Fehlen im Titel eindeutige Anhaltspunkte für das Beteiligungsverhältnis, lassen sich daraus bestehende Zweifel durch Auslegung nicht beseitigen; der Titel ist dann nicht vollstreckungsfähig.
Die Frage, ob Gläubiger Teilgläubiger, Gesamtgläubiger, gesamthänderisch oder gemeinschaftlich sind, muss aus dem Titel selbst hervorgehen; eine Vermutung für Gesamtgläubigerschaft besteht nicht.
Die rechnerischen oder formalen Möglichkeiten eines Vordrucks im Mahnverfahren sind für die rechtliche Bestimmtheit des späteren Vollstreckungstitels unbeachtlich.
Zitiert von (1)
1 zustimmend
Vorinstanzen
Amtsgericht Detmold, 9 M 2570/08
Tenor
Die Beschwerde wird zurückgewiesen.
Die Kosten des Beschwerdeverfahrens nach einem Gegenstandswert
von 338,26 € werden den Gläubigern auferlegt.
Die Rechtsbeschwerde wird nicht zugelassen.
Gründe
Die nach § 11 Abs. 1 RPflG, §§ 567 Abs. 1 S. 2, 793 ZPO zulässige Beschwerde hat in der Sache keinen Erfolg.

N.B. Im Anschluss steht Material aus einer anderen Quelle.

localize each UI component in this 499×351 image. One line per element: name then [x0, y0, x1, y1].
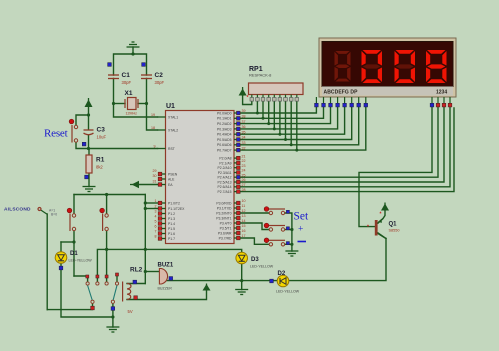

Zu Recht hat das Amtsgericht den Antrag der Gläubiger auf Erlass eines Pfändungs-und Überweisungsbeschlusses vom 06.10.2008 zurückgewiesen. Der von ihnen beigebrachte Vollstreckungsbescheid des Amtsgerichts Hagen – 07-2000374-0-7 – vom 27.11.2007 ist nicht vollstreckungsfähig.
Sind – wie hier – in einem Titel auf Gläubigerseite mehrere Personen aufgeführt, so gehört zur erforderlichen Bestimmtheit des Titels auch, dass darin das Beteiligungsverhältnis klargestellt ist. Diesen Anforderungen genügt der von den Gläubigern erwirkte Vollstreckungsbescheid nicht. Ihm ist nicht zu entnehmen, ob den Gläubigern die titulierte Forderung als Teilgläubiger im Sinne des § 420 BGB, als Gesamtgläubiger im Sinne des § 428 BGB, gesamthänderisch als Mitgliedern einer Gesellschaft bürgerlichen Rechts oder gemeinschaftlich als Mitgliedern einer Bruchteilsgemeinschaft zusteht. Diese Zweifel lassen sich auch nicht im Wege der Auslegung beseitigen, da der Vollstreckungstitel dazu keine eindeutigen Anhaltspunkte liefert. Mit Recht hat das Amtsgericht in diesem Zusammenhang darauf hingewiesen, dass auch keine Vermutung für das Bestehen einer Gesamtgläubigerschaft besteht (vgl. dazu BGH, NJW 1984, S. 1357).
Schließlich ist auch unerheblich, ob der Vordruck, mit dem die Gläubiger den Erlass des Mahnbescheids beantragten, die Möglichkeit vorsah, ihr Beteiligungsverhältnis zu bezeichnen oder nicht.
Die Kostenentscheidung beruht auf § 97 Abs. 1 ZPO.
Die Rechtsbeschwerde ist nicht zuzulassen. Weder hat die Rechtssache grundsätzliche Bedeutung, noch erfordern hier die Fortbildung des Rechts oder die Sicherung einer einheitlichen Rechtsprechung eine Entscheidung des Rechtsbeschwerdegerichts (§ 574 Abs. 2 Nr. 1 und 2, Abs. 3 S. 1 ZPO).